Sure enough, the door slammed so hard it rattled her bedroom window. Lena flinched but didn’t move. She pulled the thin blanket tighter around her shoulders, staring at the shadows on her ceiling as the sound of the truck faded into the distance. A heavy silence settled over the house, but she knew better than to believe it would last.
Then, as if to answer her thoughts, Lena heard her mother trudging around the house. She was muttering under her breath, picking up random objects only to slam them down again in different spots. Now that the two voices weren’t clashing anymore, Lena could finally make sense of it.It was the same argument as always. When was Dad going to stop making excuses and start looking for a better house?
She reached for the small notebook under her pillow, fingers tracing the worn edges. It wasn’t much, but writing had always been her escape. With the faint glow of her phone screen as a light, she flipped to a blank page and let her pen hover. The words didn’t come easily—not yet—but she stayed there, hoping they would.
She stared at the page for what felt like forever, the lines blurring as her mind replayed the fight in broken pieces. Her mother’s voice still carried through the walls, lower now but no less sharp, like the hiss of a snake coiled too tight. Lena pressed her pen harder against the paper until a small ink blot bloomed in the corner.
What’s the point? she thought. Anything she wrote tonight would just feel like noise.
The sound of glass shattering in the kitchen made her flinch so hard she nearly dropped the notebook. Her breath caught as her mother let out a choked sob, followed by the scraping of a chair across the floor.

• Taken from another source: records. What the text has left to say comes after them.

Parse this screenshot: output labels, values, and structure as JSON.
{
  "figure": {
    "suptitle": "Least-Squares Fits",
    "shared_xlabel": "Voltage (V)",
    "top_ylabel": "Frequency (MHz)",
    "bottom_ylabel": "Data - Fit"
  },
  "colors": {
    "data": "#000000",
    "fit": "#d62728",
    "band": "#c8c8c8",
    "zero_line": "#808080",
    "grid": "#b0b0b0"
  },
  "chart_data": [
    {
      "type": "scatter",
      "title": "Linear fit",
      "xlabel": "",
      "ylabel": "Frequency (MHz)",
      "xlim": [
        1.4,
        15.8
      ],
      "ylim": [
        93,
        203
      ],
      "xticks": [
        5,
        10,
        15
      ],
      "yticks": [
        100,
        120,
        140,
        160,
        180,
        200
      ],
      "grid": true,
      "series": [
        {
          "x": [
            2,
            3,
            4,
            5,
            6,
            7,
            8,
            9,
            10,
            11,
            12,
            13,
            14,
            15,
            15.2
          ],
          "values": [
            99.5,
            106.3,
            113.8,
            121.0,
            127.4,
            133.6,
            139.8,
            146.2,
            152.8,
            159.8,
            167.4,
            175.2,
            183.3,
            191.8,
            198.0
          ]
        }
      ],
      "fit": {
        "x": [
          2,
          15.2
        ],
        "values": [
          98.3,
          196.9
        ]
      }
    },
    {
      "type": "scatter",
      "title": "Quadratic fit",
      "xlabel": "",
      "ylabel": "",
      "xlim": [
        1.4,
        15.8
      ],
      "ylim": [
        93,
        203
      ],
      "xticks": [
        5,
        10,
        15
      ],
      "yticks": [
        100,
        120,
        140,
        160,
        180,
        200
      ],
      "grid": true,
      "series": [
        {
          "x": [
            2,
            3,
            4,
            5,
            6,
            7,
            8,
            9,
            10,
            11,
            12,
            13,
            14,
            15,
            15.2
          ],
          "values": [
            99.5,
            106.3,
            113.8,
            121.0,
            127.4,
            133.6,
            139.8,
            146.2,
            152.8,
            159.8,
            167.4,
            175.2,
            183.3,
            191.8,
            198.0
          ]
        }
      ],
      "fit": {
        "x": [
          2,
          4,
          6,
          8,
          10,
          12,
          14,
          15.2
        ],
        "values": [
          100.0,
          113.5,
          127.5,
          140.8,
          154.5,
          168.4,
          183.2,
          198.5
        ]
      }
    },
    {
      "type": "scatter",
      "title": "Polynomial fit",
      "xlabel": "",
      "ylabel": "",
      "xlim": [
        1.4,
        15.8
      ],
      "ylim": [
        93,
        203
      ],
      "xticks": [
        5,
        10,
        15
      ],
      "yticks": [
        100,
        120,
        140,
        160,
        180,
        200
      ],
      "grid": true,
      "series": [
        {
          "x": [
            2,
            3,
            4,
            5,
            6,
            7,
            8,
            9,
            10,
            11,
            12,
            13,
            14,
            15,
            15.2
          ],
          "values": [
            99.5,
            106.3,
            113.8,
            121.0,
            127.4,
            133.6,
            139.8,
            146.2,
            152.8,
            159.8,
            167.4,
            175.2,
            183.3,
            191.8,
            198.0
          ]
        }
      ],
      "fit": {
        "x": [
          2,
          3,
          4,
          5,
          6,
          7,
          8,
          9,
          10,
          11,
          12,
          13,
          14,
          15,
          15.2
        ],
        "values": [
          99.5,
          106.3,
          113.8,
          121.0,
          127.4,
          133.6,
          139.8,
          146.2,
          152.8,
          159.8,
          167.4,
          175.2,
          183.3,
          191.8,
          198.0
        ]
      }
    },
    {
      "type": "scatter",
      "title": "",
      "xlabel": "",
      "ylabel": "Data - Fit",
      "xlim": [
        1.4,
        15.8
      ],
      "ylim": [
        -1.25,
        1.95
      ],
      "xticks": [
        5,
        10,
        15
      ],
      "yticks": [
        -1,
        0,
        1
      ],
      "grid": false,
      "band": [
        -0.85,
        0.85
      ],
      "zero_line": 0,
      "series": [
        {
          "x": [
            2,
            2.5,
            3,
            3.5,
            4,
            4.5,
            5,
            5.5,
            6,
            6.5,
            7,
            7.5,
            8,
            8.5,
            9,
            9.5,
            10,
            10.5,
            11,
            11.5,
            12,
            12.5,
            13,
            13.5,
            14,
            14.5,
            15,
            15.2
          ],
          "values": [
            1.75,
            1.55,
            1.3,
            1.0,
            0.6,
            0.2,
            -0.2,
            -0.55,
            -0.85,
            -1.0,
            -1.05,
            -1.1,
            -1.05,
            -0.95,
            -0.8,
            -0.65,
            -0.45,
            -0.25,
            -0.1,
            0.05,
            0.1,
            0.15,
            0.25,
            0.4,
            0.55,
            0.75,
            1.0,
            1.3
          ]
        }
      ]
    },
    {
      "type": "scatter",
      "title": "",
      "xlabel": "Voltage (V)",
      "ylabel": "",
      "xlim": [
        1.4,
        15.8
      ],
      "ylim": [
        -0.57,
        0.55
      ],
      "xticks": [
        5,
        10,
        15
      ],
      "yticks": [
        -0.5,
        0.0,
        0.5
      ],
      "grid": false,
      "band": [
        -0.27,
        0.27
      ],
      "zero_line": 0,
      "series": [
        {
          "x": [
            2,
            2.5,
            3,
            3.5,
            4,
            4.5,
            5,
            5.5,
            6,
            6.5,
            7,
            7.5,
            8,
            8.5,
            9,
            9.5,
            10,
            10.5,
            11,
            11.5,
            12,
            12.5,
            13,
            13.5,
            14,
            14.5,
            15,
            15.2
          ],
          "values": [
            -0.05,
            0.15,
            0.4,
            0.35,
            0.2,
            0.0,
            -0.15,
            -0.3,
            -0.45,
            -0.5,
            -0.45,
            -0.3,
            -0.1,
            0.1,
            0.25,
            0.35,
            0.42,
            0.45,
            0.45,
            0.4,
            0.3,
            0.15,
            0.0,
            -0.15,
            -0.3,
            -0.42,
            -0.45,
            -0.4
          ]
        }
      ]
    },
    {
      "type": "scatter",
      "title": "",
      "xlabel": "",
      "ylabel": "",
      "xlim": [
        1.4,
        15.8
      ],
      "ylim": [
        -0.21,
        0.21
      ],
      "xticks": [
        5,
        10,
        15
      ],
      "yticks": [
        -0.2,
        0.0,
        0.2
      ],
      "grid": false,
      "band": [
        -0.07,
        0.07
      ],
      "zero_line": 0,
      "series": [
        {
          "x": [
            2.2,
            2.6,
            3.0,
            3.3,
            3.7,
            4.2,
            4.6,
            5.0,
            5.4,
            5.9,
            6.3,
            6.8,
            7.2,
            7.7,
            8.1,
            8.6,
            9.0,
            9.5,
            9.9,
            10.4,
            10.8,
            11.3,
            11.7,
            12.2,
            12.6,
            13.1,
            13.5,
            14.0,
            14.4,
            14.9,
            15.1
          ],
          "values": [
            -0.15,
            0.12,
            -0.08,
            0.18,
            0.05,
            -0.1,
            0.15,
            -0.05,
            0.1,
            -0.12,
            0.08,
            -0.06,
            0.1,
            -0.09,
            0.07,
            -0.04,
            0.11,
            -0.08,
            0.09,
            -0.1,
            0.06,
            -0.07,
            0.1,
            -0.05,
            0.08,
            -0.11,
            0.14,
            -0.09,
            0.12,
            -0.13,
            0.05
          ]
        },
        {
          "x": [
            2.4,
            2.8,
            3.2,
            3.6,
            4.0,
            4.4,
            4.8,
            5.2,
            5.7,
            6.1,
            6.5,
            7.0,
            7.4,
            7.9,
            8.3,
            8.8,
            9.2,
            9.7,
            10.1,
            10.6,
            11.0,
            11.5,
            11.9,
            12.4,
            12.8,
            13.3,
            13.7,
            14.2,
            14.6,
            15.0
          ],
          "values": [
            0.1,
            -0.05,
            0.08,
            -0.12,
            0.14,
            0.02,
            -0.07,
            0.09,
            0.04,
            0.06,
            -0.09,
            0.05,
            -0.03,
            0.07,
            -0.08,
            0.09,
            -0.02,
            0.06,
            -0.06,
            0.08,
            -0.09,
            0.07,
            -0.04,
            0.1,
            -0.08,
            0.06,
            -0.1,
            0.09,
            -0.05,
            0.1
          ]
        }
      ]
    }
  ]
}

Lena froze, unsure whether to stay hidden or get up. She hated the part of her that wanted to keep still, to pretend she hadn’t heard. But she also knew what happened the last time she walked in on nights like this.
Her fingers tightened around the notebook. Maybe tomorrow would be better. Maybe tomorrow there would be fewer raised voices and slammed doors, fewer reasons to sit awake in the dark with a pen she couldn’t bring herself to use.
For now, all she could do was pull the blanket over her head and wait for the house to grow quiet again.

For now, all she could do was pull the blanket over her head and wait for the house to grow quiet again.

But then her eyes caught it—the crack in the wall near the corner of her room. It had always been there, thin as a pencil line, harmless.

Except tonight… it seemed wider.

She blinked, telling herself it was her imagination. Just a trick of the light. But as she stared, she could swear she saw it move—splintering slowly, almost like something inside the wall was pressing to get out.

Lena’s breath hitched.

The silence wasn’t so quiet anymore.